En somme, il y eut comme plusieurs révolutions simultanées, différentes mais articulées les unes aux autres, en fonction des caractéristiques propres du Mexique, de la mobilisation des respectifs « groupes sociaux » (c’est-à-dire ici « socioethniques », pour se conformer à une classification européo-centrée) et du (des) territoire(s) où se déploya leur influence. La révolution a mis en cause presque tout le territoire et tous les groupes sociaux dont elle tendait à dissoudre les anciens cadres de vie par le déracinement des hommes et bien souvent également des femmes (soldaderas). Ainsi, les paysans devinrent-ils à la fois révolutionnaires et guerriers. Car il n’y avait d’autre praxis révolutionnaire qu’armée, en même temps que la révolution légitimait les actes de guerre.

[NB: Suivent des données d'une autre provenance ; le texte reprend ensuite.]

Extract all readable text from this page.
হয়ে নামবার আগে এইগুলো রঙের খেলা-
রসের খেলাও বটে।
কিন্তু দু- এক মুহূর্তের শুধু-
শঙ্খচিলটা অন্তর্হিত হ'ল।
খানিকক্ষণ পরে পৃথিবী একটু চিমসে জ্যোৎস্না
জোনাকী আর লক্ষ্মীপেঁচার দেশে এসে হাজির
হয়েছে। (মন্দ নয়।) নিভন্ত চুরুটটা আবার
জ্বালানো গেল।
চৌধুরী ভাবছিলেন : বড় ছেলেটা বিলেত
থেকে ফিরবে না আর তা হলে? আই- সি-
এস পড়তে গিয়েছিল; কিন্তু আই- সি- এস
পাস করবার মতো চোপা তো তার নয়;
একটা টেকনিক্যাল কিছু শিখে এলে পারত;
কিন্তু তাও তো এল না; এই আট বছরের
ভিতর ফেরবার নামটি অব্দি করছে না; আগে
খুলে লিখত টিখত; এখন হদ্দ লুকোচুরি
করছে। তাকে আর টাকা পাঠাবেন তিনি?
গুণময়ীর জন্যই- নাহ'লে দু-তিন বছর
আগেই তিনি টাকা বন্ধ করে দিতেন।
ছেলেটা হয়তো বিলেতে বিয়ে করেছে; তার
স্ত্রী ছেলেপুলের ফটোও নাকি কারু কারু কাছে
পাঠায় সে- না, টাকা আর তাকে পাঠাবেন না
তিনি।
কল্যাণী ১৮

En vertu de ces caractéristiques, aucune des révolutions, la petite-bourgeoise d’Obregón, la paysanne-ranchera de Villa au nord, la paysanne-indienne de Zapata, n’aurait seule triomphé : que l’on considère, pour s’en réjouir ou en faire la critique, que le processus révolutionnaire a été accompli ou « interrompu » par Obregón (« Bonaparte mexicain » pour certains), furent nécessaires à la dynamique révolutionnaire mexicaine des alliances de tous types qui en font la trame événementielle. Au reste, les caudillos révolutionnaires – personnages qui peuvent apparaître à l’observateur européen du XXIe siècle « hauts en couleur » –  furent l’expression profonde de l’ethos populaire, de l’imaginaire et des aspirations collectives. L’attitude, le comportement, l’exploit individuel condensaient les vertus du peuple en même temps qu’en agissant le chef révolutionnaire en accomplissait la destinée.

*Alexandre Fernandez est historien. Il est professeur d’histoire contemporaine à l’université de Bordeaux Montaigne.